A village feeding programme is trying to tackle the problem. Once a week women in the community gather, bringing whatever produce they have in order to contribute to a porridge for under fives.

Ground baobab fruit, peanut butter, milk and leafy green vegetables are stirred into the porridge to add extra nutrients.

But the list of ingredients shrinks every week – cow-peas and beans recently became unavailable because of the poor harvests.

The government, with the support of partners like the UN children’s agency, Unicef, devised the village feeding scheme and it used to run at least three times a week.

“But because of the El Niño drought we are now only giving it once a week,” explains Kudzai Madamombe, Mudzi district’s medical officer.

“Because the rains didn’t come, we suffered a 100% loss in terms of all the crop,” he adds, saying the programme might be forced to stop altogether in the next month as food stocks dwindle.

Clinics providing Zimbabweans in Mudzi with vital healthcare have also been affected – boreholes that supply a quarter of clinics in the district with water have run dry, Mr Madamombe says.

And the major dam in the district has only a month’s supply of water left.

As a result vegetable irrigation schemes, including one which supported 200 local farmers, have been suspended.

The misery is everywhere. Tambudzai Mahachi, 36, says she planted acres of maize, cow-peas and peanuts on her plot.

For all her hard work, she got nothing at all, not even a plate of food. Even her hardy baobab tree produced hardly any fruit.

Tambudzai Mahachi feeds her two young children - August 2024

Tambudzai Mahachi normally supplies markets in Harare with food – now she struggles to feed her own children

In a good year Ms Mahachi says she would normally supply markets in the capital, Harare, but she is now among the millions of Zimbabweans relying on handouts.

While the village feeding scheme provides food one day of the week, her children need to eat every day.

Seated in a thatched hut, she boils wheat so she can provide her two children with breakfast. The wheat was supplied by a charitable neighbour.

“We have gone from eating what we want and when we want to limiting meals,” Ms Mahachi says.

“The older girl understands that we sometimes can only have porridge. But at times I can see that my youngest is hungry.”

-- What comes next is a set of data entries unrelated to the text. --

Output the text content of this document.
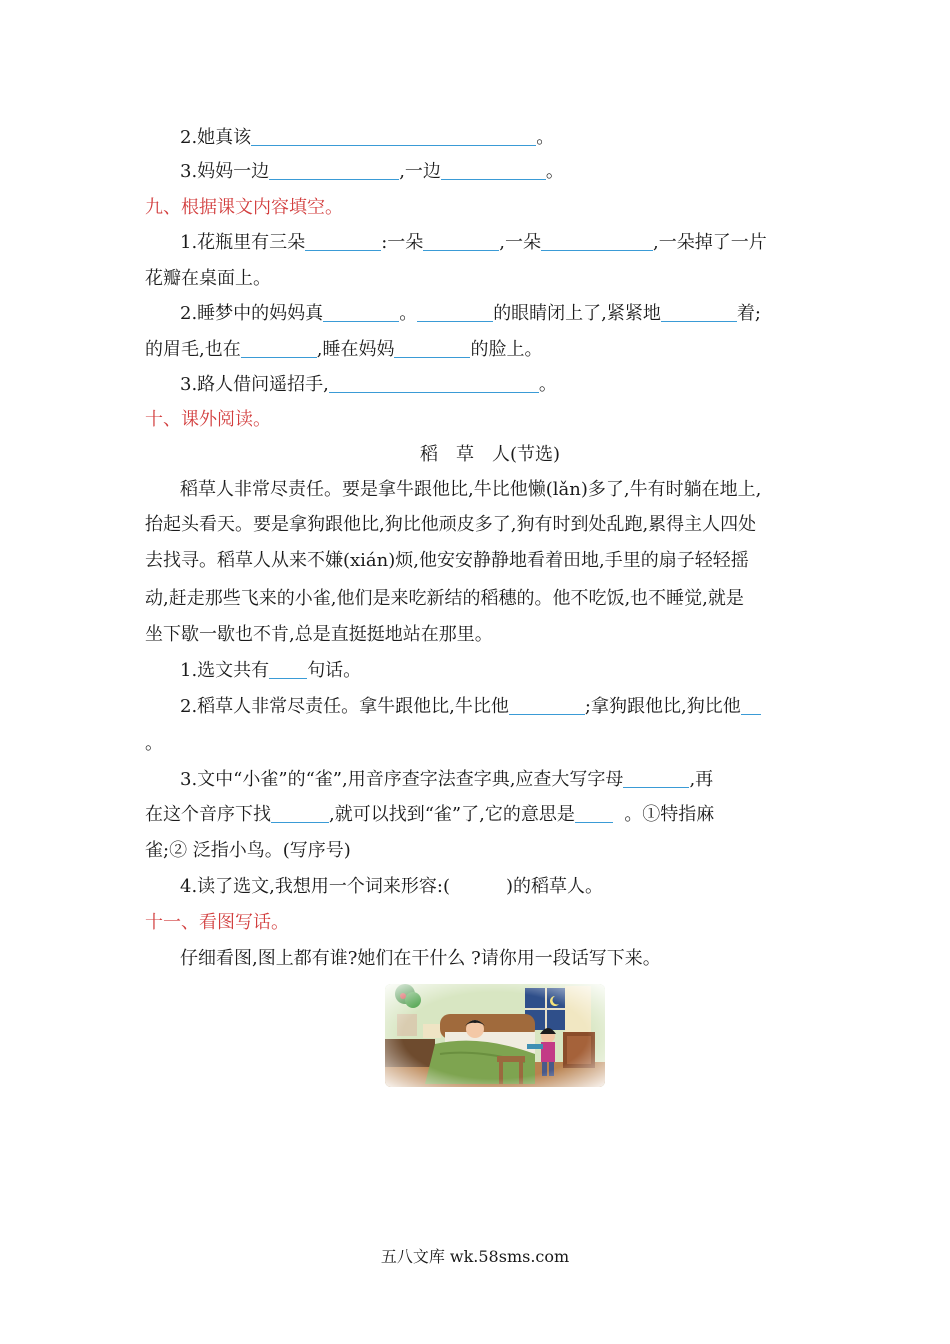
2.她真该	。
3.妈妈一边	,一边	。
九、根据课文内容填空。
1.花瓶里有三朵	:一朵	,一朵	,一朵掉了一片
花瓣在桌面上。
2.睡梦中的妈妈真	。	的眼睛闭上了,紧紧地	着;
的眉毛,也在	,睡在妈妈	的脸上。
3.路人借问遥招手,	。
十、课外阅读。
稻　草　人(节选)
稻草人非常尽责任。要是拿牛跟他比,牛比他懒(lǎn)多了,牛有时躺在地上,
抬起头看天。要是拿狗跟他比,狗比他顽皮多了,狗有时到处乱跑,累得主人四处
去找寻。稻草人从来不嫌(xián)烦,他安安静静地看着田地,手里的扇子轻轻摇
动,赶走那些飞来的小雀,他们是来吃新结的稻穗的。他不吃饭,也不睡觉,就是
坐下歇一歇也不肯,总是直挺挺地站在那里。
1.选文共有 句话。
2.稻草人非常尽责任。拿牛跟他比,牛比他	;拿狗跟他比,狗比他
。
3.文中“小雀”的“雀”,用音序查字法查字典,应查大写字母	,再
在这个音序下找	,就可以找到“雀”了,它的意思是	。①特指麻
雀;② 泛指小鸟。(写序号)
4.读了选文,我想用一个词来形容:(	)的稻草人。
十一、看图写话。
仔细看图,图上都有谁?她们在干什么 ?请你用一段话写下来。
五八文库 wk.58sms.com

The rains failed in most of southern Africa this year, on a continent where most of the agriculture relies on rainfall, rather than irrigation, for water.

The drought has prompted about a third of the countries in southern African to declare a state of disaster. A massive 68 million people across the region need food aid.

Zimbabweans dig for water where a river once flowed

For those digging at the Vombozi riverbed, the hunger and water crisis is yet to peak

The Southern African Development Community (Sadc) – a grouping of countries in the region – appealed for $5.5bn (£4bn) in aid to combat the effects of drought in May. So far, only a tiny fraction has been received.

“If you go anywhere in southern Africa, family granaries are empty, and maize, which is the region’s most consumed in terms of carbohydrates, is now priced out of many people’s hands,” Tomson Phiri, southern African spokesperson for the UN World Food Programme (WFP), tells the BBC.

“The situation is only going to get worse.”

The WFP has only received one fifth of the $400m its needs for emergency assistance, he says, adding that southern Africa is experiencing its largest deficit in maize in 15 years.

And the hunger and water crisis is yet to peak – October, the hottest and driest month of the year, is still a long way off.

If rain falls in November or December, which is when the rainy season typically starts, farmers will have to wait until March to harvest maize.

It is something Ms Mahachi is acutely aware of as she cracks open some wild fruit to stave off her hunger pangs, unsure about what lies ahead in the coming months for her young family.